Marcia Poppe, em Março de 2026
Mesmo quando tudo pede um pouco mais de calma
Até quando o corpo pede um pouco mais de alma
A vida não para
Enquanto o tempo acelera e pede pressa
Eu me recuso, faço hora, vou na valsa
A vida é tão rara
Paciência ~ Lenine, 1999.
Essa música do Lenine, além de linda em letra e melodia, é um convite à desaceleração consciente, a partir de um lugar de presença e sensibilidade.
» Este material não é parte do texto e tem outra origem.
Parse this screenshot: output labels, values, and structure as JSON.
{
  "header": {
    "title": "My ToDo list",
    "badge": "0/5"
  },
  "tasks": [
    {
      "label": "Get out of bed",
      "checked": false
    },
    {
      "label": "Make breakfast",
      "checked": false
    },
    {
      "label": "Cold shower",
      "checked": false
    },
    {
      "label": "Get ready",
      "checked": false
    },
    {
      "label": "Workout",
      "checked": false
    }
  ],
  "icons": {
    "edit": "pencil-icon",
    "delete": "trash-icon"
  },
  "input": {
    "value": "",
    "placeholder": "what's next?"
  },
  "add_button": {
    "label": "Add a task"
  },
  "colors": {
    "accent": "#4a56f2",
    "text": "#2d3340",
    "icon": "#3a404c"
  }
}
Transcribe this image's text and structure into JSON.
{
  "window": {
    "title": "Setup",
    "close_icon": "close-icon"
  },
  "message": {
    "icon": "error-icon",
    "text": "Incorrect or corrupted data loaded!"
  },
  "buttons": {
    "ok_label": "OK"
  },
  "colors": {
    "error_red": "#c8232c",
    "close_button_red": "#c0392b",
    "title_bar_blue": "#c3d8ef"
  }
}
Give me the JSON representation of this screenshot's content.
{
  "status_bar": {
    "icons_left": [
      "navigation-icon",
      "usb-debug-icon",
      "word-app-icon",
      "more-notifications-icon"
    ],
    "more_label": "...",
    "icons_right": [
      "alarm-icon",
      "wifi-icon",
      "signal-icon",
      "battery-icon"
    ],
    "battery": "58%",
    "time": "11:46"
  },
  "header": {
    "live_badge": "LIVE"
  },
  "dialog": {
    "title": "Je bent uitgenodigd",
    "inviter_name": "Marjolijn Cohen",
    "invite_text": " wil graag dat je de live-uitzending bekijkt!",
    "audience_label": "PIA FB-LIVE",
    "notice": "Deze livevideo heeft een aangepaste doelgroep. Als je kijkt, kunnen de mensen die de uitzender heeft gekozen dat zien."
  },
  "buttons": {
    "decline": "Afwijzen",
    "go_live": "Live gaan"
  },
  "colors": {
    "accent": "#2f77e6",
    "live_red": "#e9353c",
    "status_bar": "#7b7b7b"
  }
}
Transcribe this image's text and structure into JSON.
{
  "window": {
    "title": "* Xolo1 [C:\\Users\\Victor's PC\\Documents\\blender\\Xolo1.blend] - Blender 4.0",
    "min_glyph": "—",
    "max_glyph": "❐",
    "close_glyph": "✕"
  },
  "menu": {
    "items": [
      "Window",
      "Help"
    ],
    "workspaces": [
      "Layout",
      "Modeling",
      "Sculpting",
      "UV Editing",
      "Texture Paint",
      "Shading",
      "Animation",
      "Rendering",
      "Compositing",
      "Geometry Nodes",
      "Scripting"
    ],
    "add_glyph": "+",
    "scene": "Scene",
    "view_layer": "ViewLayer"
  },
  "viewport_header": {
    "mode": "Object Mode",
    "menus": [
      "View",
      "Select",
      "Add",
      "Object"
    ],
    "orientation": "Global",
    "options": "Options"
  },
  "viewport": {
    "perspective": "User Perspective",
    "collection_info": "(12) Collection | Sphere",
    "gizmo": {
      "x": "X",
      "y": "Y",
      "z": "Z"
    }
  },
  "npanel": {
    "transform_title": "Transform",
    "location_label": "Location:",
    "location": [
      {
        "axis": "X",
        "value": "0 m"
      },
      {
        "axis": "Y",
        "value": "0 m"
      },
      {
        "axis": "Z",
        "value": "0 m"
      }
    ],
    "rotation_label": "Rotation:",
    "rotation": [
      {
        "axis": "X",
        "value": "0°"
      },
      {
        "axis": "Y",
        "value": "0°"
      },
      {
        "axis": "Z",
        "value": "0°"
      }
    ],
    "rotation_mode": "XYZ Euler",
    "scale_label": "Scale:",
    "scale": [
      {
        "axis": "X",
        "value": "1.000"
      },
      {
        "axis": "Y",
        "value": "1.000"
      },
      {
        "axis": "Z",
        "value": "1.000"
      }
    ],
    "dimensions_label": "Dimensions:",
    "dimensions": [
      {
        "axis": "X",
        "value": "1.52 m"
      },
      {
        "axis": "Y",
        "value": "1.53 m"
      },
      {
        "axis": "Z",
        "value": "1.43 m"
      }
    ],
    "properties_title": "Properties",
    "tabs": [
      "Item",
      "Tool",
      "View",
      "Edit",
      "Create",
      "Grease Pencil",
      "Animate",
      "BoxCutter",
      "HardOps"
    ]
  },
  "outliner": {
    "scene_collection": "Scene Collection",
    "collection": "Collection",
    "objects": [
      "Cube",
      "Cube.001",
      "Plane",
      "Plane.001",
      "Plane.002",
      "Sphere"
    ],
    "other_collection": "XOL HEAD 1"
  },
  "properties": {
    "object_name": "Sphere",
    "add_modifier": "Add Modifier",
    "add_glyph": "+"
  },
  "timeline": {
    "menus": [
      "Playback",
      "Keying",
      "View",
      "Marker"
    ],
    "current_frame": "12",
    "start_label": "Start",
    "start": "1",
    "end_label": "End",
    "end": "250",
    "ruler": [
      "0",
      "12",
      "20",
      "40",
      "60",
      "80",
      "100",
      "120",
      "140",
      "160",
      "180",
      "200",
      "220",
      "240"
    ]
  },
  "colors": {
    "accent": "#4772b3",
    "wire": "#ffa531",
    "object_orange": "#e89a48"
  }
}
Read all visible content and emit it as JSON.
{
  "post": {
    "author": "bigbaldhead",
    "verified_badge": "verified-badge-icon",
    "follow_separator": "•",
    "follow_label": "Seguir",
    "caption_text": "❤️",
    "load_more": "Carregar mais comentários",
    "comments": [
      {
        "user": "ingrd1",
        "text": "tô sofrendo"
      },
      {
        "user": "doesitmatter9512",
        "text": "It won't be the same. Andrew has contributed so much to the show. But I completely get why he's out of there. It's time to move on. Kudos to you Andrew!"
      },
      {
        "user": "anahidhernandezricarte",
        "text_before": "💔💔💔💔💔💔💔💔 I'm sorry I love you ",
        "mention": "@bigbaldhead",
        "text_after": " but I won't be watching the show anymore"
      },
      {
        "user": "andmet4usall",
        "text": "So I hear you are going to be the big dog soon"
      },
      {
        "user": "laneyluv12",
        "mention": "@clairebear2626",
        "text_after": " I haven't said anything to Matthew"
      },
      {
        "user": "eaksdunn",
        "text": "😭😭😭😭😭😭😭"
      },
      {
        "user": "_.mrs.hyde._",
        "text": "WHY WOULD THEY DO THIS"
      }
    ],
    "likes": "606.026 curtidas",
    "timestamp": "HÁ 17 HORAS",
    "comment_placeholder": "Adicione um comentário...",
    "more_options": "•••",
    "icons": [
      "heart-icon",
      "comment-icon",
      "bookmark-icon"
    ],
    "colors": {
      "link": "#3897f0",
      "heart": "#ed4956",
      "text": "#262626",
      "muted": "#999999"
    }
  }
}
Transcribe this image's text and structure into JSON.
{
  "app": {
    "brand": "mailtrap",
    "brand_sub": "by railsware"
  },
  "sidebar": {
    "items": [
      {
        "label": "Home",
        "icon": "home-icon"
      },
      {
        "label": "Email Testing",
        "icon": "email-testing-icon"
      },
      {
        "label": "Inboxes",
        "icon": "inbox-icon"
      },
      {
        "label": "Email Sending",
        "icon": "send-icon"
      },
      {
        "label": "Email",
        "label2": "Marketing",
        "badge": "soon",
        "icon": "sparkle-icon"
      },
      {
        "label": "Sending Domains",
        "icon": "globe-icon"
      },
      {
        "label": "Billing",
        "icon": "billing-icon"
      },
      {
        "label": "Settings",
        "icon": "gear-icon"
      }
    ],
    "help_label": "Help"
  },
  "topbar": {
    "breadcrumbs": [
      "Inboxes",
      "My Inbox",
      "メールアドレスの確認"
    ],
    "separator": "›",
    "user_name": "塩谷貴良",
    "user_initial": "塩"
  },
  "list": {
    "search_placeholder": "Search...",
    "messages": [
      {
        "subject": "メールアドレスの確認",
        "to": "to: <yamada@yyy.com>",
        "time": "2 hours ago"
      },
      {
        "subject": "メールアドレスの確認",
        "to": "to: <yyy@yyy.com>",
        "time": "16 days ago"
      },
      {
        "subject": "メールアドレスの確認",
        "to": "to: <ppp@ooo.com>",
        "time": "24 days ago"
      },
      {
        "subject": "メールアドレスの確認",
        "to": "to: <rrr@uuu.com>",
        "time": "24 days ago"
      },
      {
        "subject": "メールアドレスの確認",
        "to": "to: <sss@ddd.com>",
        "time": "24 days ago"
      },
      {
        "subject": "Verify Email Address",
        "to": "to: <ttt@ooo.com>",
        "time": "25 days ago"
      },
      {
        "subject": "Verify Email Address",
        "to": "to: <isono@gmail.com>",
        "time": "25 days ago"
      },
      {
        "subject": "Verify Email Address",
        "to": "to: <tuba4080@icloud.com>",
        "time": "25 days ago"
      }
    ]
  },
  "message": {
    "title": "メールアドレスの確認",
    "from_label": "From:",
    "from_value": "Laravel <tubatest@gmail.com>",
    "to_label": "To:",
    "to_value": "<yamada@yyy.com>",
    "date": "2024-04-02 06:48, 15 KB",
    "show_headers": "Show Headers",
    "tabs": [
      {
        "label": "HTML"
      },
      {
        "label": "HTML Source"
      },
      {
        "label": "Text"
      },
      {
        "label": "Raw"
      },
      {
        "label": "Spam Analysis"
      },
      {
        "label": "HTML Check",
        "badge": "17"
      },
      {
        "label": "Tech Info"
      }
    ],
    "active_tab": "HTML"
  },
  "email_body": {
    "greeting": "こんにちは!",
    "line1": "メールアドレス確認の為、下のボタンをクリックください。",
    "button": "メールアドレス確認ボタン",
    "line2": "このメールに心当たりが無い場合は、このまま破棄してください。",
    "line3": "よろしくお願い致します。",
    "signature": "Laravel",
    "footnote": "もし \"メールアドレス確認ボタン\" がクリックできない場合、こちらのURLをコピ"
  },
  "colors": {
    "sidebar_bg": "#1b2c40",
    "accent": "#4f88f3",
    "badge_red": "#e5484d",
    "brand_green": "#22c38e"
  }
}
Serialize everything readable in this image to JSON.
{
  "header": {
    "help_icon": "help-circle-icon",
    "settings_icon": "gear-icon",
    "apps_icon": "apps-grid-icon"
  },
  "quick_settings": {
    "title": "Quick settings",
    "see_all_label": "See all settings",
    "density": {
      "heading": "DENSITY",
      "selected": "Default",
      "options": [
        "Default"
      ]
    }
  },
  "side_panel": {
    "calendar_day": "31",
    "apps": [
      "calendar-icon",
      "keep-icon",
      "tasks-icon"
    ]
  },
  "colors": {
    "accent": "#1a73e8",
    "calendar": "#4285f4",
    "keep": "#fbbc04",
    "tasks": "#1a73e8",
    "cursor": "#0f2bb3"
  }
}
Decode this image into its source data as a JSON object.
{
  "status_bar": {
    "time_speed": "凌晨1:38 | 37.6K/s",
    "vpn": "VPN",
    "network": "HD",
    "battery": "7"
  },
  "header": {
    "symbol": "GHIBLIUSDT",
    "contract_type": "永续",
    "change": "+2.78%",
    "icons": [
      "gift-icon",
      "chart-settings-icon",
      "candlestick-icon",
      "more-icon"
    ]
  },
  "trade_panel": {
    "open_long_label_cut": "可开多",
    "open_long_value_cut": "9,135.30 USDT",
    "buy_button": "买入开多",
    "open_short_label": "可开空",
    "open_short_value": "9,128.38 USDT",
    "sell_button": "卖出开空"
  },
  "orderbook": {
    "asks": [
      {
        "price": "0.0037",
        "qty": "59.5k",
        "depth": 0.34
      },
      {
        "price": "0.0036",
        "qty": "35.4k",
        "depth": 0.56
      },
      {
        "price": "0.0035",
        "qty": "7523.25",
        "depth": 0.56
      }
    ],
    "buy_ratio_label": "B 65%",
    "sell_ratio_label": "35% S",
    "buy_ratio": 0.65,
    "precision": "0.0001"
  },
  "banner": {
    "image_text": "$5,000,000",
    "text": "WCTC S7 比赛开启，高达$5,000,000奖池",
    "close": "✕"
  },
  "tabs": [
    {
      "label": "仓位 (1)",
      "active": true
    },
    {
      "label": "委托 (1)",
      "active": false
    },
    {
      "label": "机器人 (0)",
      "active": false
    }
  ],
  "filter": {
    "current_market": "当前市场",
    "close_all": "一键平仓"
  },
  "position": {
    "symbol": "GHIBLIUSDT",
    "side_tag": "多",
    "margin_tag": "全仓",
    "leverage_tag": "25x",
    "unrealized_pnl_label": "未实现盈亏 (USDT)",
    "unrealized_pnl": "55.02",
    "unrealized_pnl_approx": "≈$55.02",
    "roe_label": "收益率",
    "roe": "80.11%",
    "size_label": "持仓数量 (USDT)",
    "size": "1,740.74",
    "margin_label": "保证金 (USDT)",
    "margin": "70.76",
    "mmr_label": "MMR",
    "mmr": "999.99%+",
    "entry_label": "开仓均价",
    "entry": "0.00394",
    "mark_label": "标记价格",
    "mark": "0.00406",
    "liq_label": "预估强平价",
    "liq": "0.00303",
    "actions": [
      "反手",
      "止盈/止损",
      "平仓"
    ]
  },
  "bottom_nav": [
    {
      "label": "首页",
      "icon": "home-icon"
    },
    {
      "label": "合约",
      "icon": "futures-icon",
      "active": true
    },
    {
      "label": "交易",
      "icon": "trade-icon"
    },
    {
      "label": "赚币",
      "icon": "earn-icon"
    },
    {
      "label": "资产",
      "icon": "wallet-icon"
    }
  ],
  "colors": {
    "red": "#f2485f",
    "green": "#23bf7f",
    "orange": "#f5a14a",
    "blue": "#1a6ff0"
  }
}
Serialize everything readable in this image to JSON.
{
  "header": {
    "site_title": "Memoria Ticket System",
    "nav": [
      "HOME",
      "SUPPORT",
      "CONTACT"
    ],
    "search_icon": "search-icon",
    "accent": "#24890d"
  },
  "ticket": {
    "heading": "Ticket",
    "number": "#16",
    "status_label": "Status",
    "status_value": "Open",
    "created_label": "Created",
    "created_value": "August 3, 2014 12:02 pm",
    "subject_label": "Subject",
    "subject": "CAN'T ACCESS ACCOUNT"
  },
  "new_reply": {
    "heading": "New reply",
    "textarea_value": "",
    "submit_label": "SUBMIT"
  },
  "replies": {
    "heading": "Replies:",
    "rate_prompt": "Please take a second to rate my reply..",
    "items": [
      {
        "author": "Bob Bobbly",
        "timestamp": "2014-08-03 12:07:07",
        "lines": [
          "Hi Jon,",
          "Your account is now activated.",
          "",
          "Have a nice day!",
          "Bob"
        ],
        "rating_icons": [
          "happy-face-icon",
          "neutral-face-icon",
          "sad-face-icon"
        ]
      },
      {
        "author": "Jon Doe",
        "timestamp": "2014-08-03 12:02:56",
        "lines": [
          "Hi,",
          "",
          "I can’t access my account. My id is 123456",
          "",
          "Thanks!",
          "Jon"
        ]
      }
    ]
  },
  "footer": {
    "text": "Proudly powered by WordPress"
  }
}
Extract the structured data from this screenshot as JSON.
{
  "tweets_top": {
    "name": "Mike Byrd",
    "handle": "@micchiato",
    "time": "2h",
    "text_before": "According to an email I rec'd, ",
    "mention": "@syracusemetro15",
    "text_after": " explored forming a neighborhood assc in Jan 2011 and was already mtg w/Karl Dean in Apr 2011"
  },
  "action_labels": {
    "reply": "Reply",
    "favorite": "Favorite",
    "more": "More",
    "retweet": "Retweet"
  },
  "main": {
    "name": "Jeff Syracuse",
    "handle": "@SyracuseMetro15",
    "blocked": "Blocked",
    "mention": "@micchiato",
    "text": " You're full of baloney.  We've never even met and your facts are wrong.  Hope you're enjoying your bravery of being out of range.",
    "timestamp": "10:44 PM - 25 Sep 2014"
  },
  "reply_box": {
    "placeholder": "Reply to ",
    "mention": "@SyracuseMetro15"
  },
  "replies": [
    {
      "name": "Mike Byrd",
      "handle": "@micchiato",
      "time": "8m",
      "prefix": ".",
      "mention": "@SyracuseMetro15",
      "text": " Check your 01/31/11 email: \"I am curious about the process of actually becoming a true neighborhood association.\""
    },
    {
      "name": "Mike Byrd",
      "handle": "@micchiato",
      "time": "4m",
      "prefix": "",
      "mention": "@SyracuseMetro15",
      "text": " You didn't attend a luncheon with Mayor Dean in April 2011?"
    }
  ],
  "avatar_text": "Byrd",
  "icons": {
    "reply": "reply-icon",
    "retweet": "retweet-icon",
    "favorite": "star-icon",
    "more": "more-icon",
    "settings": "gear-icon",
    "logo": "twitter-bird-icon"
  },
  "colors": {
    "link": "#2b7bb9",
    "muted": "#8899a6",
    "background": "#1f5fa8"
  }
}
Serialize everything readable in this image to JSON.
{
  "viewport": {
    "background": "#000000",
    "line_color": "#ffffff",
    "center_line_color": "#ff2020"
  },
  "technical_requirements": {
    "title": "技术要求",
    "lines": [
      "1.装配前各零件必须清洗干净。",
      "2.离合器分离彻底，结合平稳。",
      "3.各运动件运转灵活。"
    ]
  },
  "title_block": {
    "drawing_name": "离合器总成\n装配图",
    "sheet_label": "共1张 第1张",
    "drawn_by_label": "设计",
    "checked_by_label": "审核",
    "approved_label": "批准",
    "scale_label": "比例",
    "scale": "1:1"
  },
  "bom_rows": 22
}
Através do meu trabalho como Coach Integral, certificação que tenho há quase 5 anos, faço convites o tempo todo. Esse artigo, como não poderia deixar de ser, também é um convite. Um convite delicado, porque minha aproximação é sensível por natureza (neurobiologia, preferências, experiência de vida, consciência de mim etc.) e por formação.
Enxergo hoje, com muita clareza, que minha escolha pela escola onde cursei, que de início se manifestou como uma atração intuitiva (que fazia total sentido apenas para mim), foi uma das decisões mais coerentes que já fiz. Deixando de lado os desafios particulares, e em linguagem bem clara, “deu match”. Nesse campo, a experiência direta da metodologia contribuiu e ainda contribui para meu próprio desenvolvimento como ser humano e como profissional. Com ela, através dela e do modo como habito o mundo, convido e sou convidada à desconstrução o tempo todo.